Virginia’s Second Amendment Sanctuary push that began in late 2019 garnered national news coverage, because of the speed with which dozens of counties adopted the measures, the massive turnout at local government meetings in support of the resolutions, and the anti-gun agenda from Democrats in the state that spurred the movement into existence in the first place.

The continued expansion of Second Amendment Sanctuaries in other states hasn’t received nearly as much attention, even though we’re seeing some eye-popping results from around the country. In North Carolina, for instance, more than half of the counties in the state have now approved Second Amendment Sanctuary resolutions of their own, to little fanfare or recognition from national news outlets.

One exception is Public News Service, which wrote about the trend, but for some reason only interviewed opponents of the movement for its story.

Becky Ceartas, executive director of North Carolinians Against Gun Violence – a group tracking the number of Second Amendment sanctuary resolutions passed in the state – says it appears that counties are taking this step in response to gun legislation being introduced in neighboring states.

“There was only a handful of these counties before January,” says Ceartas. “We’ve seen the majority of these counties pass their resolutions mainly looking towards Virginia and what their General Assembly was about to do in regard to gun safety laws.”
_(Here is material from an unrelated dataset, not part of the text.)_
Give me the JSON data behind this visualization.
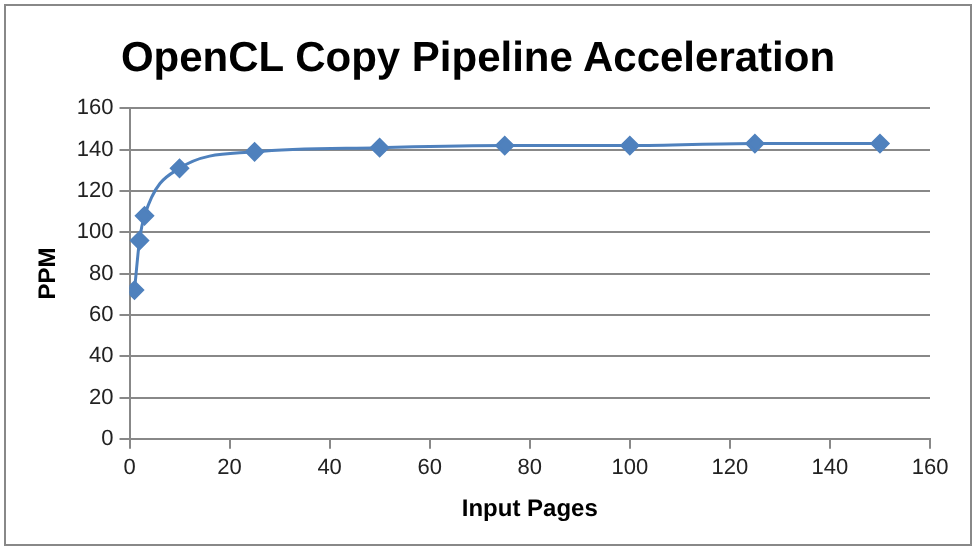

Virginia lawmakers are considering bills to add background checks for private and gun-show sales, and to allow judges to temporarily confiscate guns if a person is found to be an extreme risk.

It may be that anti-gun Democrats in Virginia jump-started the movement in North Carolina, but the locals who are showing up in places like Martin County are concerned that their rights could be infringed by lawmakers in their own state, as WNCT-TV recently reported.

Martin County is joining the growing list of counties in the East including Beaufort, Jones, Pamlico, Wayne, and Craven counties.

“It stated a request to the legislature not to pass restrictions on second amendment rights,” said David Bone, Martin County manager.

Bone said people are concerned about the gun control measures in Virginia where the Governor proposed a bill to ban assault weapons.

“Hunting and gun rights are very important to our citizens. There are a lot of gun owners in Martin County so of course, it’s a very important issue to them,” said Bone. “We are so close to the Virginia line there is some concern that that legislation may bleed over into North Carolina.”

Commissioner Ronnie Smith said many citizens spoke in favor of the resolution. He said the commission’s resolution received overwhelming community support.

“Once we approved it, we had a lot of people there, they applauded. So that sends a message to me that we were doing what they would love for us to do,” said Smith.

The same support was on display in Brunswick County, North Carolina this week as commissioners unanimously approved a resolution declaring the community a “constitutional protected rights county”.

The proposed resolution reaffirms the board of commissioners’ support of the right citizens have to legally possess and use firearms. It also “further pledges to oppose, within the legal means, efforts to unconstitutionally restrict such Second Amendment Rights.”

“It just reinforces our support the constitution and telling Brunswick County citizens that they have a right to the second amendment. It’s the law of our land and we will uphold the law of the constitution because we took that oath,” said Brunswick County commissioner Pat Sykes.

Many county residents showed up to the meeting in full support of the resolution.

Debra Jensen spent most of her life in New York and says she actually moved to North Carolina so her second amendment right could be protected.

“I don’t feel like anybody should have to tell me how to be able to protect myself, my family and my friends. I used to be afraid of guns and then I learned how to use them safely. I have a military family and I’m in support of our rights given to us by our forefathers,” Jensen said.

Maybe it’s better that the national news media has stayed largely away from covering the Second Amendment Sanctuary movement in North Carolina. It seems like the local TV stations are doing a much better job of reporting what’s taking place than the few national outlets like Public News Service that have run stories on what’s happening in counties across the state.